A utopia bolsonarista não vê a desigualdade como problema e nem dá solução

por Renato Bazan*

A ONG internacional Oxfam lançou nesta segunda-feira (26) o seu relatório anual de análise da desigualdade social no Brasil. É uma peça essencial para contar a narrativa dos nossos tempos: depois de 15 anos de ventos favoráveis para os mais pobres e periféricos, a maré aponta violenta para o desfiladeiro.

São números inquestionáveis de um cenário de concentração de renda: os 10% mais ricos tiveram um aumento de 6% nos salários, a metade mais pobre teve uma retração de 3,5%; o rendimento médio do topo foi de R$ R$ 9.519,10 em 2017, o da base, R$ 787,69; o número de pessoas oficialmente “pobres” (que vivem com menos de 1 dólar por dia) foi de 13 milhões para 15 milhões; o desemprego foi de 11,5% para 12,7%.

Isso apenas em um ano.

Empregador e empregado sempre tiveram uma relação tumultuosa no Brasil, mas uma característica do governo Temer foi seu projeto para transformar o mercado de trabalho em uma selva, onde vale a lei do mais forte. Por isso tentaram estrangular financeiramente a Justiça do Trabalho, e por isso aprovaram a Lei da Terceirização mais agressiva do planeta. Por isso Bolsonaro chegou perto de extinguir o Ministério do Trabalho na semana passada.

Neste quesito, Bolsonaro e Temer são idênticos – ambos desprezam soluções econômicas que mantenham o equilíbrio entre as partes do contra-cheque. A ajuda de especialistas é dispensada em assuntos de interesse social, junto com as vozes dos representantes da parte mais fraca. Dá-se os ombros às convenções internacionais e à própria Constituição se há dinheiro para ser feito.

É impossível ler o relatório da Oxfam e não enxergar nele uma revanche sobre a CLT, como se esse mesmo patronato que pagou milhões de reais no WhatsApp cobrasse uma dívida contraída na era Vargas. O aumento da desigualdade é obra de gente que vociferou contra a PEC das Domésticas, em um passado recente, e que talvez ressinta a Lei Áurea, num passado remoto. Criam uma oposição imaginária entre direitos sociais e crescimento econômico que não é reconhecida nem pelos seus pares ao redor do mundo.

Evidentemente, essa oposição não é verdadeira. Governos que priorizam direitos sociais criam ondas de benefícios que acabam enriquecendo até mesmo quem se imagina prejudicado. A política de valorização do Salário Mínimo instituída por Lula foi um exemplo clássico disso: com o aumento real ao longo dos anos, a população mais pobre foi sendo incluída nos mercados consumidores, seja pelas maiores remunerações, seja pelos benefícios atrelados a ele (como Bolsa Família e aposentadoria).
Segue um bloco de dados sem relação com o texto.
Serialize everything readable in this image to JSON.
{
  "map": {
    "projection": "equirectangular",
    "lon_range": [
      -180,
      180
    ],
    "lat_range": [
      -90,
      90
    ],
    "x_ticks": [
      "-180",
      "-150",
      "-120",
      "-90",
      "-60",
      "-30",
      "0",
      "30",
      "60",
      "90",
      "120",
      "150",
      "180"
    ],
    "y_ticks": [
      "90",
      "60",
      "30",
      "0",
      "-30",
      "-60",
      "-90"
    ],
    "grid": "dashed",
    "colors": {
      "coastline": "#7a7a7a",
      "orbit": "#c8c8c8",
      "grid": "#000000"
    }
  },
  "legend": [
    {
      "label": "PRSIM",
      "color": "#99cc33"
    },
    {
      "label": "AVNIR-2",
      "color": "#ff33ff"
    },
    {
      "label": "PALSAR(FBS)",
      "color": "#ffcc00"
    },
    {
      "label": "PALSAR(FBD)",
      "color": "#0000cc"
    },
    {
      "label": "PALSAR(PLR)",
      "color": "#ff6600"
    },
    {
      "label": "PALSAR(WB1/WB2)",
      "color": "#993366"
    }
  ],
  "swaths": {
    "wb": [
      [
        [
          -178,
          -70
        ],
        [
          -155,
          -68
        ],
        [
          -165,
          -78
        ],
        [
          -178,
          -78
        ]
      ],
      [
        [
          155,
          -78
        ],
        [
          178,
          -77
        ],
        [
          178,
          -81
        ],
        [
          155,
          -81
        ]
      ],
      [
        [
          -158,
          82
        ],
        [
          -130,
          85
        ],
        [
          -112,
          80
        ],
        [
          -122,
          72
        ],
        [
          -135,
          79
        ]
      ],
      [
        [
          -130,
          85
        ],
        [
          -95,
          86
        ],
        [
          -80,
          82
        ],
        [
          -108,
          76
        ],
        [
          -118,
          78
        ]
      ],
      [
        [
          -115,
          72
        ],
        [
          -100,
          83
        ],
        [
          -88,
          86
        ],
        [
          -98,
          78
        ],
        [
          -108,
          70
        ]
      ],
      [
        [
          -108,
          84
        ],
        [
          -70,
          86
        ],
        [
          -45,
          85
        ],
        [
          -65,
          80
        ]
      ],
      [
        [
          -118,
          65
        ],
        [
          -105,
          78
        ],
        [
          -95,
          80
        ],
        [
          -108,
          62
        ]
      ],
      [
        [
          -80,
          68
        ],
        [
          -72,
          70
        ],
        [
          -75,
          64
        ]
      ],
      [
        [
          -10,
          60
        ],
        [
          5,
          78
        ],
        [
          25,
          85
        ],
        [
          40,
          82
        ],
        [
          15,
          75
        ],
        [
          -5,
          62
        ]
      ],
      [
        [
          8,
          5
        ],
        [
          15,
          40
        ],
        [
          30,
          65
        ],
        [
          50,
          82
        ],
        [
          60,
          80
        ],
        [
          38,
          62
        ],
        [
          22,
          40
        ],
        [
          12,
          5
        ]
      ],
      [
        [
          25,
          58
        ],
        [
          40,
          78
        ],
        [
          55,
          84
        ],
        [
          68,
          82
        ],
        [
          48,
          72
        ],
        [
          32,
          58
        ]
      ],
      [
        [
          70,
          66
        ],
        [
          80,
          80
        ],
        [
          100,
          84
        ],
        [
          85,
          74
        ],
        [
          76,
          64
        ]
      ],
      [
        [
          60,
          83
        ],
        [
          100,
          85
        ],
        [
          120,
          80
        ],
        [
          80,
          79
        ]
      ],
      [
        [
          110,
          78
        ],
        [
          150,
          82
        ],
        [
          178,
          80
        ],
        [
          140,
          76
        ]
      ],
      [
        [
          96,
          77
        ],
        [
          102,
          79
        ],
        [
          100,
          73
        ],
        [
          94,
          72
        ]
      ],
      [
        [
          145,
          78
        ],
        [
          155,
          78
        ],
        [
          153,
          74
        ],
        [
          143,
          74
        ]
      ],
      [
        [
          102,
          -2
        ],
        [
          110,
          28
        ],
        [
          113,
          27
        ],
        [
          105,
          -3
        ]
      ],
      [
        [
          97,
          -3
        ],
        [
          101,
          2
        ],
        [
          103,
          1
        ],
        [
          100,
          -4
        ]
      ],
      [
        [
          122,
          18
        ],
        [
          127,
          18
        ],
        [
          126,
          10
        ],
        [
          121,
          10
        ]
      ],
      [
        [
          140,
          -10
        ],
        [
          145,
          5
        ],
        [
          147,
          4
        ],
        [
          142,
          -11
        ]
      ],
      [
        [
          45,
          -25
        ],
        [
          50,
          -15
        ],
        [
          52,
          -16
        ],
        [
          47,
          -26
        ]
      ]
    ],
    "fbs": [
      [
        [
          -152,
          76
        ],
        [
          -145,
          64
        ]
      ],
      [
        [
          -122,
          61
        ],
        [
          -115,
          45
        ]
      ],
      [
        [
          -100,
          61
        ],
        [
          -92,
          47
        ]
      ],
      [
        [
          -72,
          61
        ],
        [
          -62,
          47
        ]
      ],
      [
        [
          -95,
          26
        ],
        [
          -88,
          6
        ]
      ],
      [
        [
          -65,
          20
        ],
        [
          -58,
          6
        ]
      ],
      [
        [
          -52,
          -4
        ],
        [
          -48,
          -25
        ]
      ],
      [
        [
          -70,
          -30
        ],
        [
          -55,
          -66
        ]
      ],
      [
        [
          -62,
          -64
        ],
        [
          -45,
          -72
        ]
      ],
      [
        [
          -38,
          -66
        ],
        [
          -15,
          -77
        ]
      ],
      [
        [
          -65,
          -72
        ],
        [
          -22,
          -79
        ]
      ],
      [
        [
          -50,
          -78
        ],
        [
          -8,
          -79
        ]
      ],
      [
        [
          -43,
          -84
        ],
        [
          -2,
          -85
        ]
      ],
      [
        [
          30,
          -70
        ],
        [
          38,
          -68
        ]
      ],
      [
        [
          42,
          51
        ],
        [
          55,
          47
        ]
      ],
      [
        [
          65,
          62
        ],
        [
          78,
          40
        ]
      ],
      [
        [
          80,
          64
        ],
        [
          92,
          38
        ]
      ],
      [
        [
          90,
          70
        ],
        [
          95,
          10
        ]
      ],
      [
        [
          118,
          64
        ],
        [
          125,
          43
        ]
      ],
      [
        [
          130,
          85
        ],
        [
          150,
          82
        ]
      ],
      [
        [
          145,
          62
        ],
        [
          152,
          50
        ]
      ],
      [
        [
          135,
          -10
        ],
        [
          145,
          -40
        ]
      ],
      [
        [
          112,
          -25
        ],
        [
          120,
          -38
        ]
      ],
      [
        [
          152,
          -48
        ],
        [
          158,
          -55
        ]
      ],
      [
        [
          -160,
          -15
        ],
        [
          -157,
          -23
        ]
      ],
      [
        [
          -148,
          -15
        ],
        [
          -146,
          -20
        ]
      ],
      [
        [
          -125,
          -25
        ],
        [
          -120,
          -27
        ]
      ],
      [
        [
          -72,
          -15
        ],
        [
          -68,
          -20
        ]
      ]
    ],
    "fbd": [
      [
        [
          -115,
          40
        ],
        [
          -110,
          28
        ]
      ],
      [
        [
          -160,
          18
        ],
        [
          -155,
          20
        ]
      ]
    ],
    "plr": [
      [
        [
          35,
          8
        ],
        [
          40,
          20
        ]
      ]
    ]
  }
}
Ao aumentar o valor do Salário Mínimo e favorecer a formalização dos empregos, o que o PT promoveu foi um crescimento inédito nas pequenas cidades brasileiras, a maioria em termos territoriais. Isso, por sua vez, disparou uma onda que acabou chegando no empresariado. Até mesmo mercados historicamente elitizados, como a indústria cultural e o de cosméticos, aproveitaram um momento de magnífica lucratividade.

A viseira ideológica ultra-liberal de Temer e Bolsonaro não os permite enxergar a realidade desses números. Ambos usam a retração de 2014 para justificar seus ataques a Lula e Dilma – “quebraram o Brasil”, “tiram a liberdade do empresário para investir”, “criam estatal como cabide de empregos”. Nesta grita, dinamitam junto a ideia de que é possível o convívio harmonioso com diferentes classes sociais.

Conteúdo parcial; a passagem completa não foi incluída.